Both England and Scotland have been at peace, and neither has suffered foreign invasion, since the Jacobite rising of 1745. It’s my view that the balance of probability is that this would not have been the case had Britain not been united. A united Britain allowed us, for better and worse, to transport our people, trade and way of life around the world whilst staying secure at home. It meant that when autocratic leaders sought to dominate the continent, from Napoleon to Hitler, we never had to fight them on British soil. British unity has been the foundation of our security for over 250 years, and consequently of our prosperity as well. If would be unwise to put this at risk without very good cause.
But the case for the union doesn’t just rest on security and prosperity, but on cultural compatibility and kinship as well. Put simply, whilst there are some cultural differences, the Scottish are objectively very similar to the English (and Welsh and Northern Irish). We speak the same language, eat the same food, watch the same TV, listen to the same music, have over 300 years of shared history and largely play the same sports. If two groups as objectively similar as the English and Scots can’t share a country, what chance is there of greater human unity ever being achieved? No Scottish nationalist has yet managed to explain to me how the interests of a bricklayer in Dundee are radically different from a scaffolder in Hull, and I expect they will struggle to do so. This isn’t humanist utopianism, I’m not calling for calling for a world Government, but I do think it would be astonishingly regressive if it turns out that the English and Scottish can’t share a state.

I have heard Scottish nationalists argue that, because of Brexit, things aren’t so clear cut. That rather than leaving a union, and adding to the fractures of humanity, they are merely exchanging the British union for the European one. But I’m afraid this doesn’t hold true. The EU is not remotely comparable with the UK. You can’t leave a full political-economic union, and join an incomplete political-economic union, and argue that you are doing anything other than strengthening the divisions in humanity. In any case the EU itself is starting to look a little shaky, and it’s perfectly possible that in the near future events (for example a Le Pen Presidency in France) will fundamentally alter its character or cause it to collapse.

Now I don’t want to make too much of economics, primarily because for me the benefits of the union can primarily be weighed in kinship/security rather than coin. And yet I feel I should mention it briefly.

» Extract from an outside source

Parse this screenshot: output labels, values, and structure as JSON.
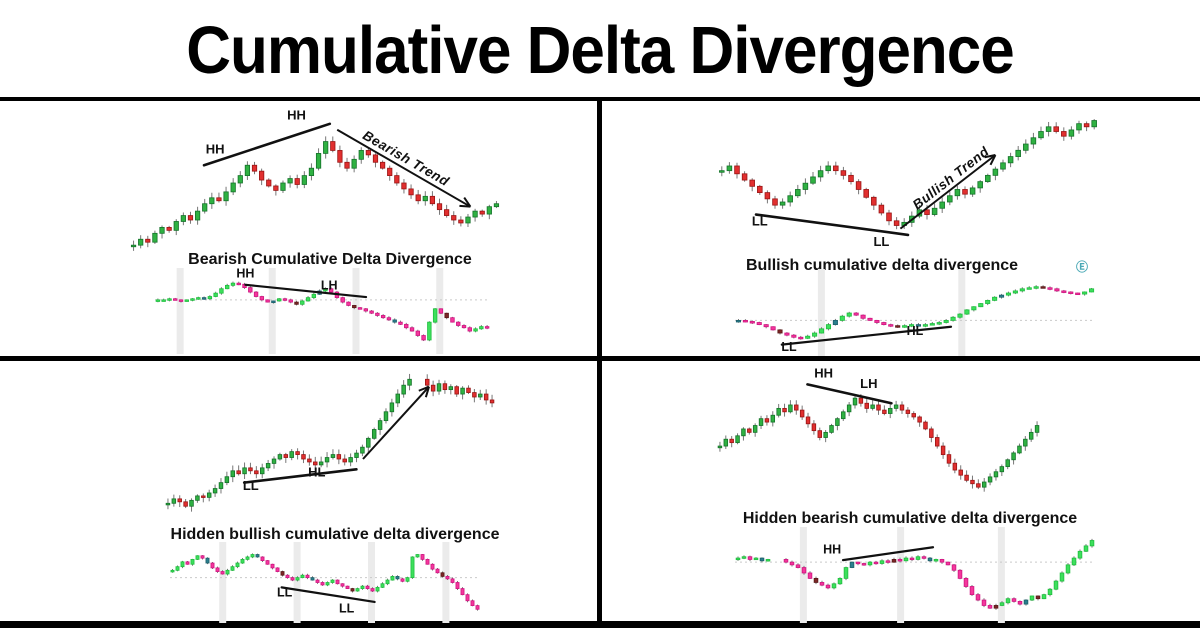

Scotland sells at least twice as much to other parts of the UK as to the rest of the world combined. If forced to choose between economic union with the UK and the EU, and I dearly wish the Scots hadn’t been put in a position where they might be compelled to, the UK option is far better from an economic perspective.

So to conclude, because of the EU referendum result the Brexit vote is once again in danger. And yet the case for the union, on cultural, security and economic grounds, remains overwhelming. Unionists can’t afford complacency, and we need to start making this case as assertively as we can. The battle of Europe is over. The battle of Britain is about to begin.